O sonho era daqueles que a gente tem quando dorme profundamente e consegue contar com detalhes por muito tempo e por muitas vezes, depois de tê-lo sonhado. Quando estiquei as pernas para alcançar os chinelos à beira da cama, a primeira coisa a fazer foi tentar alinhar os cabelos, sem me importar com o longo bocejo que parecia se traduzir num conselho: Volta pra cama, o sol nem saiu ainda! Fiquei sentado na cama olhando pra parede como se olhasse para um imenso vazio, enquanto tentava organizar a mente e as primeiras preocupações cotidianas que já se engalfinhavam na fila, querendo chamar minha atenção.
Depois de estender o cobre-leito em silêncio e ajeitar os travesseiros, contornei a cama e abri a veneziana. Nem os carros que passavam velozmente na avenida a alguns metros entre as árvores, nem os primeiros raios de sol que apontavam por detrás do bosque, e nem mesmo a brisa fresca da manhã conseguiram me entreter.
O sonho vinha à mente de forma nítida, como um roteiro de filme, um storyboard bem desenhado, uma sequência de pequenos detalhes que construíam uma narrativa coesa na minha cabeça. Eu pude descrever a cena toda: o pedreiro era um grande amigo meu e sorria alegremente segurando um tijolo, próximo a um monte de areia e uma pilha de outros tijolos que aguardavam o momento certo de virar paredes. Havia escavações por toda parte, estacas de madeira fincadas nos cantos e tábuas formando algumas caixas que receberiam o concreto.
Meu amigo contava empolgado que estava construindo uma casa grande, pois queria ter muitos filhos com sua futura esposa, mas ela não aparecia no cenário enevoado do sonho. Havia um pequeno monte de pedras e poucas barras de ferro por ali, um pouco espalhadas pelo canteiro de obras. Ele me guiava pela construção mostrando onde seriam os cômodos, entusiasmado.
Me lembro de olhar para a quantidade de pedras e perguntar: “estas pedras serão suficientes para o alicerce?”. Ele sorriu como um moleque travesso e respondeu: “não usarei apenas pedras”. Fazendo um gesto com a mão, ele me conduziu a um pequeno galpão a poucos metros da construção e abriu duas pesadas portas de ferro e alumínio. Havia um amontoado de pequenas toras de madeira que pareciam bastante resistentes, dispostas como se fosse lenha para um fogão caipira. “Vou completar com estas toras, que serão assentadas entre as pedras e o concreto”. Dessa forma, disse ele, parecendo convencido, “terei um gasto mínimo com as barras de ferro”. Foi nesse ponto do sonho que acordei. Foi como se o diretor do filme dissesse: Corta!
Depois da vigorosa ducha matinal, enquanto penteava os cabelos e dava um trato nos fios eriçados da barba, uma ideia me ocorreu: alcancei o smartphone na ponta da pia e o convidei para um café na padaria da esquina, antes de cada um ir para o seu lado pra atender as demandas do dia. Ele mora perto e não se atrasou.
Na ligação, eu disse que havia sonhado com ele, o qual, místico e encabulado que era, não hesitou em atender ao meu convite, num misto de curiosidade e preocupação. Ele franziu a testa diante do meu relato, enquanto fitava a leve bruma cinza que esvaía de sua xícara. “O que pode significar?” Perguntou. “Se puder, me diga, afinal, sabe como reverencio seus conselhos”, finalizou.
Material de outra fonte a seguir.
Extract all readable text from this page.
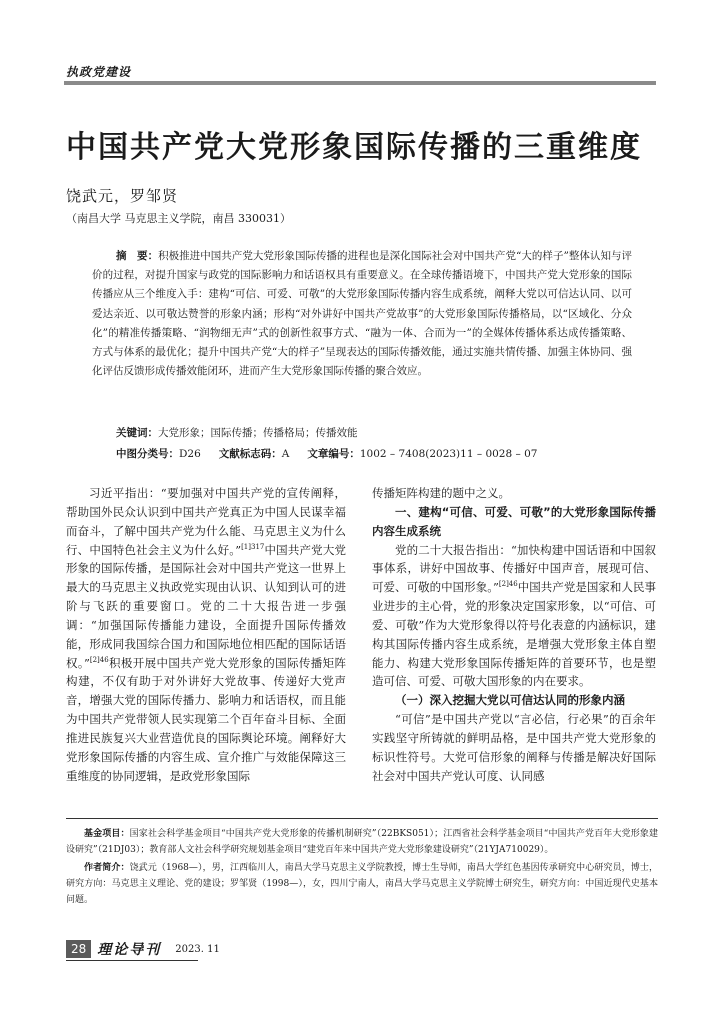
执政党建设
中国共产党大党形象国际传播的三重维度
饶武元，罗邹贤
（南昌大学 马克思主义学院，南昌 330031）
摘　要：积极推进中国共产党大党形象国际传播的进程也是深化国际社会对中国共产党“大的样子”整体认知与评价的过程，对提升国家与政党的国际影响力和话语权具有重要意义。在全球传播语境下，中国共产党大党形象的国际传播应从三个维度入手：建构“可信、可爱、可敬”的大党形象国际传播内容生成系统，阐释大党以可信达认同、以可爱达亲近、以可敬达赞誉的形象内涵；形构“对外讲好中国共产党故事”的大党形象国际传播格局，以“区域化、分众化”的精准传播策略、“润物细无声”式的创新性叙事方式、“融为一体、合而为一”的全媒体传播体系达成传播策略、方式与体系的最优化；提升中国共产党“大的样子”呈现表达的国际传播效能，通过实施共情传播、加强主体协同、强化评估反馈形成传播效能闭环，进而产生大党形象国际传播的聚合效应。
关键词：大党形象；国际传播；传播格局；传播效能
中图分类号：D26 文献标志码：A 文章编号：1002 – 7408(2023)11 – 0028 – 07

习近平指出：“要加强对中国共产党的宣传阐释，帮助国外民众认识到中国共产党真正为中国人民谋幸福而奋斗，了解中国共产党为什么能、马克思主义为什么行、中国特色社会主义为什么好。”$^{[1]317}$中国共产党大党形象的国际传播，是国际社会对中国共产党这一世界上最大的马克思主义执政党实现由认识、认知到认可的进阶与飞跃的重要窗口。党的二十大报告进一步强调：“加强国际传播能力建设，全面提升国际传播效能，形成同我国综合国力和国际地位相匹配的国际话语权。”$^{[2]46}$积极开展中国共产党大党形象的国际传播矩阵构建，不仅有助于对外讲好大党故事、传递好大党声音，增强大党的国际传播力、影响力和话语权，而且能为中国共产党带领人民实现第二个百年奋斗目标、全面推进民族复兴大业营造优良的国际舆论环境。阐释好大党形象国际传播的内容生成、宣介推广与效能保障这三重维度的协同逻辑，是政党形象国际

传播矩阵构建的题中之义。

一、建构“可信、可爱、可敬”的大党形象国际传播内容生成系统

党的二十大报告指出：“加快构建中国话语和中国叙事体系，讲好中国故事、传播好中国声音，展现可信、可爱、可敬的中国形象。”$^{[2]46}$中国共产党是国家和人民事业进步的主心骨，党的形象决定国家形象，以“可信、可爱、可敬”作为大党形象得以符号化表意的内涵标识，建构其国际传播内容生成系统，是增强大党形象主体自塑能力、构建大党形象国际传播矩阵的首要环节，也是塑造可信、可爱、可敬大国形象的内在要求。

（一）深入挖掘大党以可信达认同的形象内涵

“可信”是中国共产党以“言必信，行必果”的百余年实践坚守所铸就的鲜明品格，是中国共产党大党形象的标识性符号。大党可信形象的阐释与传播是解决好国际社会对中国共产党认可度、认同感

基金项目：国家社会科学基金项目“中国共产党大党形象的传播机制研究”（22BKS051）；江西省社会科学基金项目“中国共产党百年大党形象建设研究”（21DJ03）；教育部人文社会科学研究规划基金项目“建党百年来中国共产党大党形象建设研究”（21YJA710029）。

作者简介：饶武元（1968—），男，江西临川人，南昌大学马克思主义学院教授，博士生导师，南昌大学红色基因传承研究中心研究员，博士，研究方向：马克思主义理论、党的建设；罗邹贤（1998—），女，四川宁南人，南昌大学马克思主义学院博士研究生，研究方向：中国近现代史基本问题。

28 理论导刊 2023. 11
Ele se ajeitou na cadeira e me olhou nos olhos, pensativo e receptivo. Eu depositei minha xícara no pires, sorvi meu último naco de pão de queijo, dando o suspense necessário que a ocasião merecia. Não sei como você está construindo este relacionamento, que material está usando para alicerçá-lo, eu disse assertivo, mas cuidadosamente.
Se as bases forem sólidas, a construção resistirá ao tempo e às intempéries. Se usar algo que compromete a sua sustentabilidade, será como a madeira, que apodrece com o tempo e leva toda a edificação à ruína. Ele apenas me abraçou em silêncio e se foi.
Antes de deixar o estacionamento, baixou o vidro, acenou com a mão e me presenteou com um sorriso amarelo. Eu fiquei por um tempo rabiscando o verso da comanda, desenhando casinhas e pensando: um casamento não pode ser apenas eterno enquanto dure, precisa ter um alicerce seguro para garantir o “para sempre”.